A new partnership announced between Digital First Media and ProPublica fits well into the equation. As part of the deal, ProPublica will provide Digital First Media with pre-publication access to its news apps, which in the past have taken the form of easily searchable databases of information in the public interest, such as Dollars for Docs, which allows users to see how much money their doctor has accepted from pharmaceutical companies. Digital First Media will then be able to use the content of these apps as a basis for stories at different publications across its large network of local newspapers.
Yet it would be an inaccurate undersell to say that ProPublica is simply providing information and Digital First Media sharing it. Digital First Media journalists won’t simply be distributing the data, they should be building on it to create stories that show its specific local relevance.
According to Richard Tofel, general manager of ProPublica, the idea behind the project is that Digital First Media journalists will “publish stories that will bring… data home for people in communities around the country.” He says the process should “help us deepen and broaden the impact” that the news apps have – something that’s a core part of ProPublica’s mission.
In fact, the deal is similar to one that ProPublica made with NBC at the end of last year, which promised to give 10 NBC-owned television stations “a first look” at ProPublica news apps.
As part of the partnership, Digital First Media is donating money to ProPublica, which operates as a non-profit organisation. But Tofel stresses that this does not amount to DFM paying for the privilege of advance access to ProPublica news apps. “They’re making a contribution,” he states, “it’s not strictly a quid pro quo”.

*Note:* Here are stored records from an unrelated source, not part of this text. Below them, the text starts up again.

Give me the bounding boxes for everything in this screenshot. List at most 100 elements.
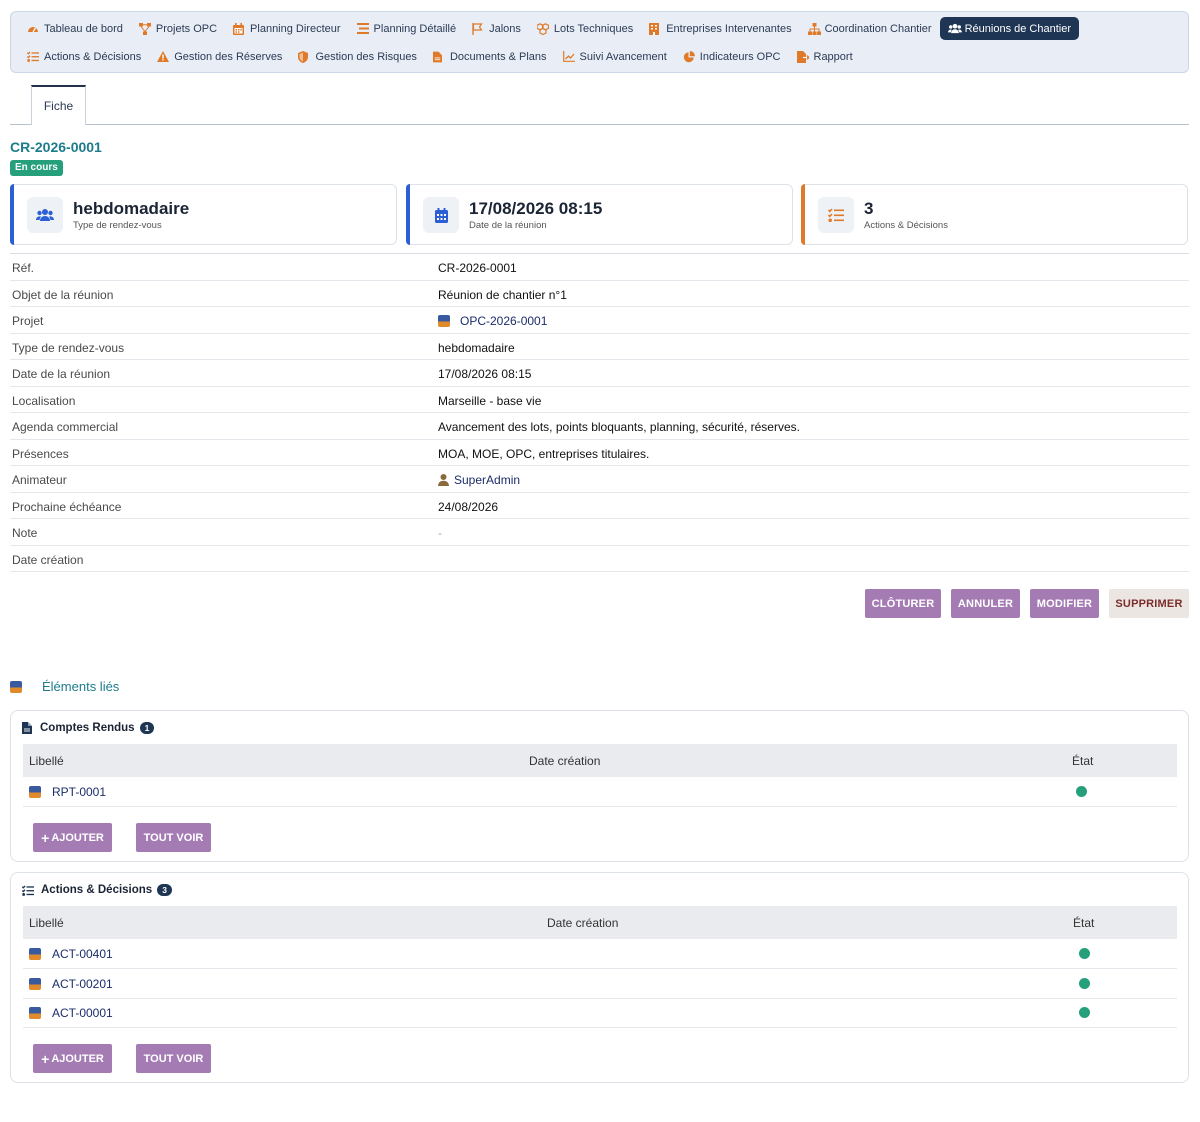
page-title: CR-2026-0001 [10,139,102,155]
detail-key: Projet [12,314,44,328]
add-label: AJOUTER [51,831,104,844]
nav-item-indicateurs-opc[interactable]: Indicateurs OPC [675,45,789,68]
list-check-icon [818,197,854,233]
detail-value: Marseille - base vie [438,394,541,408]
nav-item-planning-directeur[interactable]: Planning Directeur [225,17,349,40]
detail-value-text: MOA, MOE, OPC, entreprises titulaires. [438,446,650,461]
nav-item-coordination-chantier[interactable]: Coordination Chantier [800,17,940,40]
detail-value-text: 17/08/2026 08:15 [438,367,532,381]
nav-item-entreprises-intervenantes[interactable]: Entreprises Intervenantes [641,17,799,40]
nav-item-gestion-des-reserves[interactable]: Gestion des Réserves [149,45,290,68]
nav-item-tableau-de-bord[interactable]: Tableau de bord [19,17,131,40]
status-badge: En cours [10,160,63,176]
chart-pie-icon [683,50,695,63]
detail-key: Animateur [12,473,67,487]
detail-value-text: 24/08/2026 [438,499,499,514]
detail-value-text[interactable]: OPC-2026-0001 [460,314,547,328]
detail-key: Date création [12,552,84,567]
detail-row: Agenda commercial Avancement des lots, po… [10,413,1189,440]
nav-item-actions-decisions[interactable]: Actions & Décisions [19,45,149,68]
shield-icon [298,50,310,63]
card-label: Actions & Décisions [864,220,948,231]
detail-value-text: Marseille - base vie [438,393,542,408]
detail-value[interactable]: OPC-2026-0001 [438,314,547,328]
nav-item-label: Jalons [489,22,521,35]
detail-key: Localisation [12,393,76,408]
edit-button[interactable]: MODIFIER [1030,589,1099,618]
detail-value-text: hebdomadaire [438,340,515,355]
table-row[interactable]: ACT-00201 [23,969,1177,999]
view-all-reports-button[interactable]: TOUT VOIR [136,823,211,852]
detail-key: Note [12,526,38,540]
user-icon [438,474,449,486]
decisions-panel-title: Actions & Décisions 3 [22,884,172,896]
nav-item-jalons[interactable]: Jalons [464,17,529,40]
opc-icon [29,948,41,960]
decisions-table-header: Libellé Date création État [23,906,1177,939]
row-label-text[interactable]: ACT-00001 [52,1006,113,1020]
detail-value: Réunion de chantier n°1 [438,288,567,302]
row-label-text[interactable]: RPT-0001 [52,785,106,799]
nav-item-suivi-avancement[interactable]: Suivi Avancement [555,45,675,68]
tab-bar: Fiche [10,85,1189,125]
top-navigation: Tableau de bord Projets OPC Planning Direc… [10,11,1189,73]
col-label: Libellé [29,754,64,768]
nav-item-label: Entreprises Intervenantes [666,22,792,35]
close-button[interactable]: CLÔTURER [865,589,941,618]
detail-row: Note - [10,519,1189,546]
row-label[interactable]: ACT-00201 [29,977,113,991]
dashboard-icon [27,23,39,35]
detail-value: hebdomadaire [438,341,515,355]
nav-item-projets-opc[interactable]: Projets OPC [131,17,225,40]
opc-icon [10,680,22,693]
nav-item-rapport[interactable]: Rapport [789,45,861,68]
row-label[interactable]: ACT-00001 [29,1006,113,1020]
file-export-icon [796,50,810,63]
nav-item-planning-detaille[interactable]: Planning Détaillé [349,17,465,40]
add-label: AJOUTER [51,1052,104,1065]
detail-key: Type de rendez-vous [12,340,125,355]
nav-item-gestion-des-risques[interactable]: Gestion des Risques [290,45,425,68]
detail-row: Réf. CR-2026-0001 [10,254,1189,281]
chart-line-icon [562,50,575,63]
table-row[interactable]: ACT-00001 [23,998,1177,1028]
row-label-text[interactable]: ACT-00401 [52,947,113,961]
nav-item-label: Suivi Avancement [579,50,667,63]
detail-key: Agenda commercial [12,420,119,434]
card-value: hebdomadaire [73,199,190,218]
detail-value-text: - [438,526,442,540]
nav-item-lots-techniques[interactable]: Lots Techniques [529,17,641,40]
add-report-button[interactable]: + AJOUTER [33,823,112,852]
delete-button[interactable]: SUPPRIMER [1109,589,1189,618]
detail-key: Prochaine échéance [12,499,122,514]
reports-title: Comptes Rendus [40,722,135,734]
row-label[interactable]: ACT-00401 [29,947,113,961]
project-diagram-icon [138,22,151,35]
status-dot [1079,1007,1090,1018]
status-dot [1079,978,1090,989]
view-all-decisions-button[interactable]: TOUT VOIR [136,1044,211,1073]
nav-item-label: Réunions de Chantier [964,22,1071,35]
detail-key: Présences [12,446,69,461]
reports-table-header: Libellé Date création État [23,744,1177,777]
row-label-text[interactable]: ACT-00201 [52,977,113,991]
nav-item-documents-plans[interactable]: Documents & Plans [425,45,555,68]
nav-item-reunions-de-chantier[interactable]: Réunions de Chantier [939,17,1079,40]
card-label: Date de la réunion [469,220,547,231]
detail-value[interactable]: SuperAdmin [438,473,520,487]
detail-value-text[interactable]: SuperAdmin [454,473,520,487]
cancel-button[interactable]: ANNULER [951,589,1020,618]
table-row[interactable]: RPT-0001 [23,777,1177,807]
card-accent-bar [406,184,410,245]
tab-fiche[interactable]: Fiche [31,85,86,125]
reports-count-badge: 1 [139,722,155,734]
linked-elements-heading: Éléments liés [10,679,119,694]
col-state: État [1072,754,1094,768]
col-date: Date création [547,916,619,930]
card-actions-count: 3 Actions & Décisions [801,184,1188,245]
building-icon [649,22,661,35]
add-decision-button[interactable]: + AJOUTER [33,1044,112,1073]
table-row[interactable]: ACT-00401 [23,939,1177,969]
row-label[interactable]: RPT-0001 [29,785,106,799]
detail-row: Animateur SuperAdmin [10,466,1189,493]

According to Tofel, ProPublica depends “almost entirely on philanthropy” but he says that even if the organisation were accepting money in return for content from Digital First Media “it wouldn’t be a tweak to our business model.” Tofel points out that, “we’re very happy to sell our content. We sell our content through eBooks, we charge partners for content on occasions and hope to do more of that. So we’re all for earned revenue.” The bottom line, he says, is that “we need revenue and whether it’s strictly speaking earned or donated is of less consequence to us.”
The funding of non-profit news organisations has received a lot of coverage lately, as Chicago News Cooperative ceased operations last month after its main funder, the John D. and Catherine T. MacArthur Foundation, changed the way it was funded, as the New York Times reported. Nieman Lab also notes that the Voice of San Diego was forced to cut staff due to lack of funds, and the Center for Investigative Reporting is due to merge with the Bay Citizen. As the Columbia Journalism Review pointed out last year, financial problems at non-profit journalism organisations have stemmed from long delays in them being granted tax exempt status.
Yet despite this, Tofel seems confident that “there is a bright future for non-profit investigative journalism” although he stresses that is “not to say that, because you declare yourself a non-profit it’s a guaranteed route to success.”
According to Tofel the first step to success is “exclusive, distinctive, valuable content.” The second step, which is “less important, but not unimportant,” is “effective business management.” Both of these factors are “the keys to making any publishing organisation successful.” Now there’s another formula we can rely on.